La Rochelle accueille son premier festival gay et lesbien ce week-end. Ville ouverte, lieu de passage et de tourisme : toutes les sexualités s’épanouissent dans la cité gay friendly.
«J’assume ma sexualité avec beaucoup plus de facilité depuis que je vis à La Rochelle. Je suis originaire du Havre ; là-bas, je serais moins à l’aise, j’aurais à supporter le regard des autres alors qu’ici rien, on s’affiche, c’est dix fois plus facile. Jamais une remarque », explique Farid, organisateur du premier festival rochelais gay et lesbien, ce week-end, intitulé Pool Paradise Party.
Olivier et Katy sont les propriétaires de l’établissement de nuit Le Paradise, boulevard André-Sautel. « Nous avons eu plusieurs boîtes de nuit en Tourraine. Des établissements classiques mais, en venant à La Rochelle, on a décidé d’ouvrir un club gay friendly. Ça a changé mon point de vue sur le monde de la nuit. À l’intérieur, aucune bagarre, aucun esclandre, les gens sont d’une ouverture d’esprit, les hétéros sont nombreux à venir aussi, car ils savent qu’ils vont passer une soirée tranquille. Les imbéciles, eux, restent à la porte », déclare Olivier.
Farid et Olivier sont à l’origine de l’organisation de ce premier festival gay et lesbien rochelais. « Nous souhaitions créer un petit événement, mais l’engouement des partenaires a développé la manifestation. L’association saintaise Adhéos (Association d’aide de défense homosexuelle pour l’égalité des orientations sexuelles) a accepté de se joindre à nous, dans le cadre d’une action de prévention et de sensibilisation à l’homophobie. »
Une ville de passage
« Il fallait simplement que quelqu’un ose. Le climat est favorable, ultra-tolérant à la communauté homosexuelle », estime Thomas, employé au Paradise.

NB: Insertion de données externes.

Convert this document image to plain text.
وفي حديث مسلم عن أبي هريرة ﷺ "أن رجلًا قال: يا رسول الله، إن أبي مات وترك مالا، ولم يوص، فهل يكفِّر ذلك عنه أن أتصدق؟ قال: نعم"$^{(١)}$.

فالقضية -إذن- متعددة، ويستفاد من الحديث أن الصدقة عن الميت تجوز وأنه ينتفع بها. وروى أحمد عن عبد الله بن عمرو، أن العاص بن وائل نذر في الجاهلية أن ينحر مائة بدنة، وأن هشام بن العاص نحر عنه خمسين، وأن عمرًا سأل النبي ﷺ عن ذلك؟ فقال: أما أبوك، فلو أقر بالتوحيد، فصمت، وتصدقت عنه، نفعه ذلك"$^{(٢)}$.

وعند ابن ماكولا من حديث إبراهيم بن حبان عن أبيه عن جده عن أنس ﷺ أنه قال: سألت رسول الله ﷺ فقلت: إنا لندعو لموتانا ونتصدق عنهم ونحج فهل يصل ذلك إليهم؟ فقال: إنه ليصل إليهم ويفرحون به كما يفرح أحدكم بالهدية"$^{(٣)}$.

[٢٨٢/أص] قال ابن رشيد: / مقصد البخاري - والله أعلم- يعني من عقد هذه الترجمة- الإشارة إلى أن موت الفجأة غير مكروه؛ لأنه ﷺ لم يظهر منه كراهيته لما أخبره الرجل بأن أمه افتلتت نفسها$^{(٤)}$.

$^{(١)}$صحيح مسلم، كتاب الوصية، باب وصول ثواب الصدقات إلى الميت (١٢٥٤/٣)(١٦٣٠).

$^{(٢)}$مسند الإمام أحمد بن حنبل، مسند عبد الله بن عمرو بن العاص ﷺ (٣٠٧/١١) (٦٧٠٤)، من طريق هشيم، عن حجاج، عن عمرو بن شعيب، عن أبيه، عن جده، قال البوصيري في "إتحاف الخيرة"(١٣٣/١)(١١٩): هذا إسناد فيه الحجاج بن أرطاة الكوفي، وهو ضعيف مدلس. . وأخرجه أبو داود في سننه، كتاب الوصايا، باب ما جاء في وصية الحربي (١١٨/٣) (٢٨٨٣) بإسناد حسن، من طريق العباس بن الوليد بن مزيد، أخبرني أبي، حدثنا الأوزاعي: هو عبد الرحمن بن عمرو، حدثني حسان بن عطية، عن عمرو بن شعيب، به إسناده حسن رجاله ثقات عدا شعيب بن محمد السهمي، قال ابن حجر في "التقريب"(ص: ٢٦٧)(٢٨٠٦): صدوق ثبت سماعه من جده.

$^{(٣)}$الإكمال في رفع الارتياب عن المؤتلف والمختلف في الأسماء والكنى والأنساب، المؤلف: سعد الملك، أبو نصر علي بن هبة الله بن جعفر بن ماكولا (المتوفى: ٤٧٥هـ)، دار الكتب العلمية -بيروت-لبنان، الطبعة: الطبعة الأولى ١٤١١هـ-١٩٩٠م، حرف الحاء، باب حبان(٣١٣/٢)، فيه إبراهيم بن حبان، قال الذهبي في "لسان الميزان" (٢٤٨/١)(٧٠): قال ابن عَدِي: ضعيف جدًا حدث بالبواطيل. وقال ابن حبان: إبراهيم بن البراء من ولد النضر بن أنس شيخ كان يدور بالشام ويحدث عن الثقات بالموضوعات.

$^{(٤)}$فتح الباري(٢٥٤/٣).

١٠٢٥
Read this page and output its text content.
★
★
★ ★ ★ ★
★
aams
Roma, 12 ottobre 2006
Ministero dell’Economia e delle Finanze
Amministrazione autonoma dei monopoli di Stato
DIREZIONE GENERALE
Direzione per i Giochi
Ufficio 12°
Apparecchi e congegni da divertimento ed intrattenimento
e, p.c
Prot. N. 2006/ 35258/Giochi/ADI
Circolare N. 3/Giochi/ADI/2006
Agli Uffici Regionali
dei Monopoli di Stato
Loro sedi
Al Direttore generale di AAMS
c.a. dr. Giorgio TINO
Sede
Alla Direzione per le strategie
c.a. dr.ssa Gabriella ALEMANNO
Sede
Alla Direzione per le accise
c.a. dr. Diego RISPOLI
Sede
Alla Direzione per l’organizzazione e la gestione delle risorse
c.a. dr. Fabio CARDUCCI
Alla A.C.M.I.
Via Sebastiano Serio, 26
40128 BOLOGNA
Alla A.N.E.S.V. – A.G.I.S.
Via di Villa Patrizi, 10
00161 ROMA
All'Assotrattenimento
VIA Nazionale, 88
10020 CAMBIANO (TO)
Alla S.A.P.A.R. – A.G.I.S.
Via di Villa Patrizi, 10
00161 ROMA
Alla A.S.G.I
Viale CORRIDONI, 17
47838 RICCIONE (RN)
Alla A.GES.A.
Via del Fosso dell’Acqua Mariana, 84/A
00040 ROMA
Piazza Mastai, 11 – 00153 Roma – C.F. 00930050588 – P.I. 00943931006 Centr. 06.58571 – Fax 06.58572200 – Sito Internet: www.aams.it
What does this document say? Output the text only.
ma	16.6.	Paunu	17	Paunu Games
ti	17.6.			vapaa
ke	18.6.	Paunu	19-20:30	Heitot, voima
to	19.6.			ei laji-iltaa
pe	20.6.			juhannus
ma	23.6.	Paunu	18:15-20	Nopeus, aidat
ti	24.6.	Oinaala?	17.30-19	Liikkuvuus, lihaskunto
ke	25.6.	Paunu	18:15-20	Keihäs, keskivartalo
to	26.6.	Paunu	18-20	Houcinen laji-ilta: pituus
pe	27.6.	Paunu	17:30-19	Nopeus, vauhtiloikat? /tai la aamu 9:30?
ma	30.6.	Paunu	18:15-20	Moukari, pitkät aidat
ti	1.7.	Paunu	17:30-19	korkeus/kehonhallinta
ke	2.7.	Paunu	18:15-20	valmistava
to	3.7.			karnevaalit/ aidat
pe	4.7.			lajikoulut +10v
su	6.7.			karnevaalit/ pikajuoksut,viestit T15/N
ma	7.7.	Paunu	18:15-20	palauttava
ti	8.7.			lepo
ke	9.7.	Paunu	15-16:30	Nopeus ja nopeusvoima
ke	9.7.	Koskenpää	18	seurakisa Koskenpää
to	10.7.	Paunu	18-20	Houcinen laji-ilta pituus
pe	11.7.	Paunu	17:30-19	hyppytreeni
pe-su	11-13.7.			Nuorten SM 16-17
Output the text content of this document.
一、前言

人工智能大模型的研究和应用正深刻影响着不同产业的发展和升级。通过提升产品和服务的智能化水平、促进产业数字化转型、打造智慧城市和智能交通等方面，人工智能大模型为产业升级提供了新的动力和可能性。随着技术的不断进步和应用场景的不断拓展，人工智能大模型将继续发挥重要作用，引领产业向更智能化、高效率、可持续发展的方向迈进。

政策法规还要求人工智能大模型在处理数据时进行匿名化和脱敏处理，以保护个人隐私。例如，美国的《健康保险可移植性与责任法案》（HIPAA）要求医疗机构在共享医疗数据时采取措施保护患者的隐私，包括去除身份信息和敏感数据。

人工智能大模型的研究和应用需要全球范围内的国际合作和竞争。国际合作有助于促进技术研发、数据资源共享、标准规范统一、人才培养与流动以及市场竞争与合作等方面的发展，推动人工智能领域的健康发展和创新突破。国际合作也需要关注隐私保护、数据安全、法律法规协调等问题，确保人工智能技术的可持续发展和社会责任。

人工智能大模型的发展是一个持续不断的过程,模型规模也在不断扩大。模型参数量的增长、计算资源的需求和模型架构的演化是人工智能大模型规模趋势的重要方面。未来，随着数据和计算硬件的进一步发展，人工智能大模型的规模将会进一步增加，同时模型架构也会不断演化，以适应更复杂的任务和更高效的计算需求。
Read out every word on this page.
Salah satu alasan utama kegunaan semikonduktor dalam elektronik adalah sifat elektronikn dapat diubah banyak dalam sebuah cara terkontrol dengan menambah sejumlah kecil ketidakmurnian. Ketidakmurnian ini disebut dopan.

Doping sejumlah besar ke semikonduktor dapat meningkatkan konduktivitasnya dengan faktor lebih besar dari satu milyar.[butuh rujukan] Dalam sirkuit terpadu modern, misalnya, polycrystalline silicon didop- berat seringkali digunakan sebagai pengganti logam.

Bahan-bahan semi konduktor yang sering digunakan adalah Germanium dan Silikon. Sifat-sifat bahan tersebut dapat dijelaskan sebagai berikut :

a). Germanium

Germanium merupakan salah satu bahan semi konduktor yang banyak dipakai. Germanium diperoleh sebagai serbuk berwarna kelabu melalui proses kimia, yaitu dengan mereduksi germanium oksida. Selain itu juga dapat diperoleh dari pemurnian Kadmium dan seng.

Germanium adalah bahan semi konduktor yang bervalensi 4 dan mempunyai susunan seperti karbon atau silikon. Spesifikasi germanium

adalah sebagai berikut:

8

Comment expliquer cet environnement favorable à l’homosexualité, cette vision pro-gay véhiculée à La Rochelle ?
« Cette ville est un lieu de passage par excellence, par ses qualités touristiques sûrement, mais qui le reste finalement toute l’année sur la côte ouest, on le remarque dans le monde de la nuit. Les Rochelais sortent peu, les personnes qui n’hésitent pas à venir sont étudiants, nouveaux arrivés dans la région, aussi les élèves étrangers de l’université. La Rochelle accueille des personnes différentes chaque année. On voit la différence entre l’hiver et l’été, la faune n’est pas la même. Beaucoup de Parisiens descendent sur la côte », décrivent les organisateurs.
Ce brassage, le caractère d’ouverture de la cité rochelaise et sa qualité de vie sont autant d’aspects favorables, selon eux, qui permettent à chacun d’assumer sa sexualité, quitte à sortir du placard, faire son coming-out.
« Droit à l’indifférence »
Définitivement plus rose, alors, La Rochelle ? Chez Adhéos, on rappelle que si l’homosexualité semble moins taboue, le combat contre l’homophobie au quotidien reste d’actualité. « Saintes est aussi une ville gay friendly, elle est plus reculée dans les terres, mais ça n’a encore rien à voir avec la campagne », détaille Bertrand Gire, président d’Adhéos, qui relève ainsi la difficulté à vivre son homosexualité loin d’un cadre urbain.
Ce festival n’est pas une marche de fierté, une gay-pride, les organisateurs n’ont d’ailleurs pas souhaité de soutien de la part de l’administration ou de la Ville. « Il faut une logistique super-importante pour mettre en place ce type de cortège. Bien sûr, nous voulions un événement à proprement parler, faire connaître l’univers gay et faire de prévention, mais sans revendication. Ce n’est pas une grosse machinerie, nous nous reposons sur trois établissements prêts à recevoir les différentes animations (lire ci-dessous) », expliquent-ils.
Le comité d’organisation veut aussi prouver qu’il est capable de bien se débrouiller seul, quitte à recommencer l’année prochaine. Il a ainsi soigné sa communication pour éviter les clichés ou la provocation inutile. « Le but, c’est de donner envie au plus grand nombre de partager un moment gay festif, d’où le flash-mob, la croisière ; tout le monde est le bienvenu ce week-end. »
Les membres d’Adhéos, eux appellent à « un droit à l’indifférence » lorsque deux hommes se tiennent par la main. Pour autant, l’homophobie existe comme partout, même à La Rochelle si ouverte et tolérante. Certains estiment que la bonne réputation auprès de la communauté homosexuelle dont jouit la ville n’est même plus d’actualité.
Le centre-ville compte en effet moins d’établissements aux couleurs arc-en-ciel qu’il y a quelques années. « Tant mieux », affirment des homosexuels qui souhaitent faire partie du paysage sans avoir besoin de choquer ou de rester entre soi.